Thanks for the hint with the --no-ansi. In the real cronjob there are no problems in the log files.

dbx12 · April 24, 2023, 2:15pm

Hmm, if it was running for 9 years, then it is unlikely the cronjob wasn’t running at all. But I see the same “weird” behavior of one core:archive invocation not doing “everything”.
For the matomo instance I supervise, we run hourly cronjobs but even they have very different run times. Some need over an hour to finish, others only 10 minutes and then they are done. So this further supports your / our assumption of “one invocation not doing everything”. I guess matomo does some prioritization and selects just the “most urgent” tasks, running the command repeatedly cleans out that queue and even the not-so-important tasks get their chance.

melbao · April 24, 2023, 7:46pm

When this is the situation with your hourly cronjob, increase the interval. maybe every 5 minutes. By me with hourly interval there is every cronjob nearly equal in time and the log files have a nearly equal size. Only after a invalidation, the first 5 cronjobs are very different.

dbx12 · April 25, 2023, 6:53am

It’s not that easy since the cronjob comes with an overhead for us (AWS hosted, cronjobs run on larger machines with more power). So increasing the rate cronjobs are started would increase cost as well and finance does not like that I think for now, we can deal with the occasional hour-long cronjob.

melbao · April 25, 2023, 10:57am

I am not sure if you understood what I wanted to tell you.

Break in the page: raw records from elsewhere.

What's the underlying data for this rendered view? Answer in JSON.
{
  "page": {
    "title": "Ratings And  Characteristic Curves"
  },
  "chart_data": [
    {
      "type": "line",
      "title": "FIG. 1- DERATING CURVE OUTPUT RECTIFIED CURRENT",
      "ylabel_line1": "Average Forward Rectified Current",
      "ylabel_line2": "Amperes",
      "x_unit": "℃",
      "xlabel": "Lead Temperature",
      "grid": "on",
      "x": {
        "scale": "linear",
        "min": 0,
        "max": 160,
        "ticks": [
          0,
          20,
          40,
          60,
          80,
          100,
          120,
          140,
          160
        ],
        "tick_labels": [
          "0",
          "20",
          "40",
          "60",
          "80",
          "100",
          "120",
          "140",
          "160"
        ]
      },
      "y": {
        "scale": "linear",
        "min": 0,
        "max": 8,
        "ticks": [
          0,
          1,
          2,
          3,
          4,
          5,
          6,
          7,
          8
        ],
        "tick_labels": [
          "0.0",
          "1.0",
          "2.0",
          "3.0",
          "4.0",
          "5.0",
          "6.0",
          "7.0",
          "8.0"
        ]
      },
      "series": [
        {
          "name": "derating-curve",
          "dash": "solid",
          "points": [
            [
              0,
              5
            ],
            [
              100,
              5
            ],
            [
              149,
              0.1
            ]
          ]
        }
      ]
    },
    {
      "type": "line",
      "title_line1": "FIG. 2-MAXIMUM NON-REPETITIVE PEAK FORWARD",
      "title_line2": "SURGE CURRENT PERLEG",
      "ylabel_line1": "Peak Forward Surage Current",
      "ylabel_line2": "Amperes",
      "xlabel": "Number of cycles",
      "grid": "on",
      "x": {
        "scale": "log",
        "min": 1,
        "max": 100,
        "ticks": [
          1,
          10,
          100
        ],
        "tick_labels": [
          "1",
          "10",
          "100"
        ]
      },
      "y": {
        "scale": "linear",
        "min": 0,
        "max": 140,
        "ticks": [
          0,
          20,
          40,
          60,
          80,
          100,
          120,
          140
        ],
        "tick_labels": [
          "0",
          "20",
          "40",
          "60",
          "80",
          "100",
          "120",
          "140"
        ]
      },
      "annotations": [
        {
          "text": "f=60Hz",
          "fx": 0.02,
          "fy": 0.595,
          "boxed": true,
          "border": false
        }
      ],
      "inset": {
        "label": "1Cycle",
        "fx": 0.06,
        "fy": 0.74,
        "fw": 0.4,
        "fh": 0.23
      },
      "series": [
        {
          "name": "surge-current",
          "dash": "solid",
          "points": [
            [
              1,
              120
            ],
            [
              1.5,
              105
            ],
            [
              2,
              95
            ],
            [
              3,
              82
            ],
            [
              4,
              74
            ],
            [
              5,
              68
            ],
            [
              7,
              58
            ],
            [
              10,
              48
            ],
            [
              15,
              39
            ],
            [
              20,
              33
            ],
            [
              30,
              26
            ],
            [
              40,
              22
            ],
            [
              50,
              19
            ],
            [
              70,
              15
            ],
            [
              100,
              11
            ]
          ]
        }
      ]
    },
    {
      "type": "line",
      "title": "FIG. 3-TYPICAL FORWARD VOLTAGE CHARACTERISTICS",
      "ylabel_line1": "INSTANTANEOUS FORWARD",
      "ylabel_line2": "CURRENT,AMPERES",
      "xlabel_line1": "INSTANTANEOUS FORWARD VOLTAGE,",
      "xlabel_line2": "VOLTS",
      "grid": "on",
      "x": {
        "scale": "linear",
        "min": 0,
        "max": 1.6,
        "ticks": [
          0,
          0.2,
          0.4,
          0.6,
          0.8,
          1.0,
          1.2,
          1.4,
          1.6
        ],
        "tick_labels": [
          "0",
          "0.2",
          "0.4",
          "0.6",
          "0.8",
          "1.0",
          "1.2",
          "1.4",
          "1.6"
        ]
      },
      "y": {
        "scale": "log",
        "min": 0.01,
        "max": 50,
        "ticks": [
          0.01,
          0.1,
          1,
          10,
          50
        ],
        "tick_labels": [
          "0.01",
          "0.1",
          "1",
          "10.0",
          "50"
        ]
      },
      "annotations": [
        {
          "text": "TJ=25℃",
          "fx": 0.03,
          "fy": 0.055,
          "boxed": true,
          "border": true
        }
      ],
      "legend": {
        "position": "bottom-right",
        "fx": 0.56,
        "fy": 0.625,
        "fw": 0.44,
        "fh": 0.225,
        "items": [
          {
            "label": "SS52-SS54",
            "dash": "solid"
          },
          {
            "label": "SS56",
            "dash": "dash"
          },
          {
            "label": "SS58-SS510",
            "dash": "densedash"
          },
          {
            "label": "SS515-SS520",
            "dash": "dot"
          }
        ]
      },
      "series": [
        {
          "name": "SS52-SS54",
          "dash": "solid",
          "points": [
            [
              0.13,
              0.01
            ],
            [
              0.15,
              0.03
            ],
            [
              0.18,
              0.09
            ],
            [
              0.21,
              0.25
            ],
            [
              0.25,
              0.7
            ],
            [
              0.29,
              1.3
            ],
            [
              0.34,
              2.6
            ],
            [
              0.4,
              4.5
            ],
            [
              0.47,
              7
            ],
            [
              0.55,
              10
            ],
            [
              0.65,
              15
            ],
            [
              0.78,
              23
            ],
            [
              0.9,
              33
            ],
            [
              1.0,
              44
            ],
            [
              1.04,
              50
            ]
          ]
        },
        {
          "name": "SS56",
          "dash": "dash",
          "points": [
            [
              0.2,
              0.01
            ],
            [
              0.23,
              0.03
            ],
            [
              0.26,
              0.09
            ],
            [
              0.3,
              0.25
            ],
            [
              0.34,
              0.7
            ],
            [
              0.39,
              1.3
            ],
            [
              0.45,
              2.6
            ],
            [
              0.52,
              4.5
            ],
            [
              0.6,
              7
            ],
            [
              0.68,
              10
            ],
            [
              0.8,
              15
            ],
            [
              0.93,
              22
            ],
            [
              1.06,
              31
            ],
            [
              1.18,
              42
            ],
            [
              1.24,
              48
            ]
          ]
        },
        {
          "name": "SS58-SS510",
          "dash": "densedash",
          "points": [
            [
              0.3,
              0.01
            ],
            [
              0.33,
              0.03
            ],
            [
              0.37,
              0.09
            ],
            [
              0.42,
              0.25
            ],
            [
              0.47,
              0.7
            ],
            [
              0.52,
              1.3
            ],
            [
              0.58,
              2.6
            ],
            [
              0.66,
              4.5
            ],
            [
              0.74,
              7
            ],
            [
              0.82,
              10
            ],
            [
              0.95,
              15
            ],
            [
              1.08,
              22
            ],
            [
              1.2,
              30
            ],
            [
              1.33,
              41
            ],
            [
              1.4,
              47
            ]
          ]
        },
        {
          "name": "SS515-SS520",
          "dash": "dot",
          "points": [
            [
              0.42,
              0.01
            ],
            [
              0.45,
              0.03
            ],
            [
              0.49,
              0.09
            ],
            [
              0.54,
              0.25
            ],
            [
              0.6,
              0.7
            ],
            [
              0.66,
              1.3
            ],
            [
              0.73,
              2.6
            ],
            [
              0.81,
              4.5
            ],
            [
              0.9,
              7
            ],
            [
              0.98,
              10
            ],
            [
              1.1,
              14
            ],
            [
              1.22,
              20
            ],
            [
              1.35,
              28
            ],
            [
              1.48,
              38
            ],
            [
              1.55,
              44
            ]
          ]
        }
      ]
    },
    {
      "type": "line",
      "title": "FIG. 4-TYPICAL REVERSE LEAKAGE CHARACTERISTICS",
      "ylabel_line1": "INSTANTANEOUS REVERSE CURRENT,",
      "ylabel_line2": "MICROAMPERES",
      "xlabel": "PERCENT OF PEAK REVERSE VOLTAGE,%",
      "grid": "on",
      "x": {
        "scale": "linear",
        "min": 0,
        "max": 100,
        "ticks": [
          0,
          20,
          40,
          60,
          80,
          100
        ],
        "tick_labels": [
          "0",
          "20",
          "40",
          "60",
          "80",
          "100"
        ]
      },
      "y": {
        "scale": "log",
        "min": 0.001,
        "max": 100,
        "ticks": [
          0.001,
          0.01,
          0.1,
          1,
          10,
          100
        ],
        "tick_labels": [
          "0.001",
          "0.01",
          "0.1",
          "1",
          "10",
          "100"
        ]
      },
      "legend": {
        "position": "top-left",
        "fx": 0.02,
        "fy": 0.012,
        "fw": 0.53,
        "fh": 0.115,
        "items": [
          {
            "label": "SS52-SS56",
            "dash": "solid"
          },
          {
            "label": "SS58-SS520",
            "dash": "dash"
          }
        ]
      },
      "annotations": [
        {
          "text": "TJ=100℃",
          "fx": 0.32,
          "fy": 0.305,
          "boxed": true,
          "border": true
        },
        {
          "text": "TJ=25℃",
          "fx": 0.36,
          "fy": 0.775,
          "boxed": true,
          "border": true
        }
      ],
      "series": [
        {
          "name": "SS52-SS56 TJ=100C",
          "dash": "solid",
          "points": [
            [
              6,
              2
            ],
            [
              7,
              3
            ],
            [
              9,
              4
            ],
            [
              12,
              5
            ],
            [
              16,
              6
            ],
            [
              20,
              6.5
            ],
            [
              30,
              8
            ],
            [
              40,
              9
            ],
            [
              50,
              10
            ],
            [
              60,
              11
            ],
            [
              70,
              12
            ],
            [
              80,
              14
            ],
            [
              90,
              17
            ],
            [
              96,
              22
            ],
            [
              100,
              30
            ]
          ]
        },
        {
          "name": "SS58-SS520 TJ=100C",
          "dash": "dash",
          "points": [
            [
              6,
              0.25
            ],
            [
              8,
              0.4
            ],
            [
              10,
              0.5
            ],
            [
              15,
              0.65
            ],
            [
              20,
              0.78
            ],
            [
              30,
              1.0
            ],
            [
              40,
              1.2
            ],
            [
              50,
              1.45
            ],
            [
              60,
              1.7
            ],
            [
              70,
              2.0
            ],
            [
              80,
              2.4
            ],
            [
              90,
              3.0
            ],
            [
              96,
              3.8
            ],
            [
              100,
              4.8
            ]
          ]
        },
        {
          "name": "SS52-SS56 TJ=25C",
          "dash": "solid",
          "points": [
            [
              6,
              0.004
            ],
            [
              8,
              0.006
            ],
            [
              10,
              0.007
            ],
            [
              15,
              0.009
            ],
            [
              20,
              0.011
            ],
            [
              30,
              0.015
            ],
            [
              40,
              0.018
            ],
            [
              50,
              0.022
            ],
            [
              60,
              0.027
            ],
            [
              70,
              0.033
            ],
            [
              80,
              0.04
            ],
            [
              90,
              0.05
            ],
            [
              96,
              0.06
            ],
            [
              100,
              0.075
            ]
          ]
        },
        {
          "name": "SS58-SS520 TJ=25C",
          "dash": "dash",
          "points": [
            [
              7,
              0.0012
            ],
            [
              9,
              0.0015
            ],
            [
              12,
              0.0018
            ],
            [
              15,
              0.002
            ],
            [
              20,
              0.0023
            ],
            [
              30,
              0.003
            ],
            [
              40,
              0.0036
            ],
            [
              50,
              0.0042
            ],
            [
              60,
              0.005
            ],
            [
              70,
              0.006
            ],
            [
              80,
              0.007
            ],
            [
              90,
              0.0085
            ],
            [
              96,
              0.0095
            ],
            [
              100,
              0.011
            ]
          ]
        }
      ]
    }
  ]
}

Few days ago i had invalidate all data in my matomo installation/database. After that i have start a cronjob core:archive @hourly with log files:

#1 2 hour 15 minutes 2.300 kb
#2 1 hour 15 minutes 1.300 kb
#3 15 minutes 300 kb
#4 45 minutes 800 kb
#5 10 seconds 15 kb
#6 1 minute 20 kb
#7 1 minute 20 kb
#8 1 minute 20 kb
#9 1 minute 20 kb
#10 1 minute 20 kb
#11 1 minute 20 kb
#12 1 minute 20 kb
... all further ~ 1 minute 20 kb for the last 3 days

In the first 4 times, there are old data archived. After that, only new data.
Example for a website (newer log snippet):

INFO [2023-04-23 07:24:53] 16710  Start processing archives for site 123.
INFO [2023-04-23 07:24:53] 16710    Will invalidate archived reports for today in site ID = 123's timezone (2023-04-23 00:00:00).
INFO [2023-04-23 07:24:53] 16710    Will invalidate archived reports for yesterday in site ID = 123's timezone (2023-04-22 00:00:00).
INFO [2023-04-23 07:24:54] 16710  Archived website id 123, period = day, date = 2023-04-23, segment = '', 12 visits found. Time elapsed: 1.012s
INFO [2023-04-23 07:24:55] 16710  Archived website id 123, period = week, date = 2023-04-17, segment = '', 123 visits found. Time elapsed: 0.984s
INFO [2023-04-23 07:24:56] 16710  Archived website id 123, period = month, date = 2023-04-01, segment = '', 1234 visits found. Time elapsed: 1.133s
INFO [2023-04-23 07:24:58] 16710  Archived website id 123, period = year, date = 2023-01-01, segment = '', 12345 visits found. Time elapsed: 1.846s
INFO [2023-04-23 07:24:58] 16710  Finished archiving for site 123, 4 API requests, Time elapsed: 5.225s [123 / 234 done]

So, when your cronjobs running more than few minutes, these also have to process/archive old data each time because they couldn’t finish with it with the previous cronjobs. So you have at every cronjob expansive cronjobs. When you increase the interval, then there is a chance that at some point all old data will have been processed/archived and only new data will be processed/archived. That make the cronjobs faster and less CPU-heavy. Yes, you have more cronjobs, but every faster and less CPU-heavy.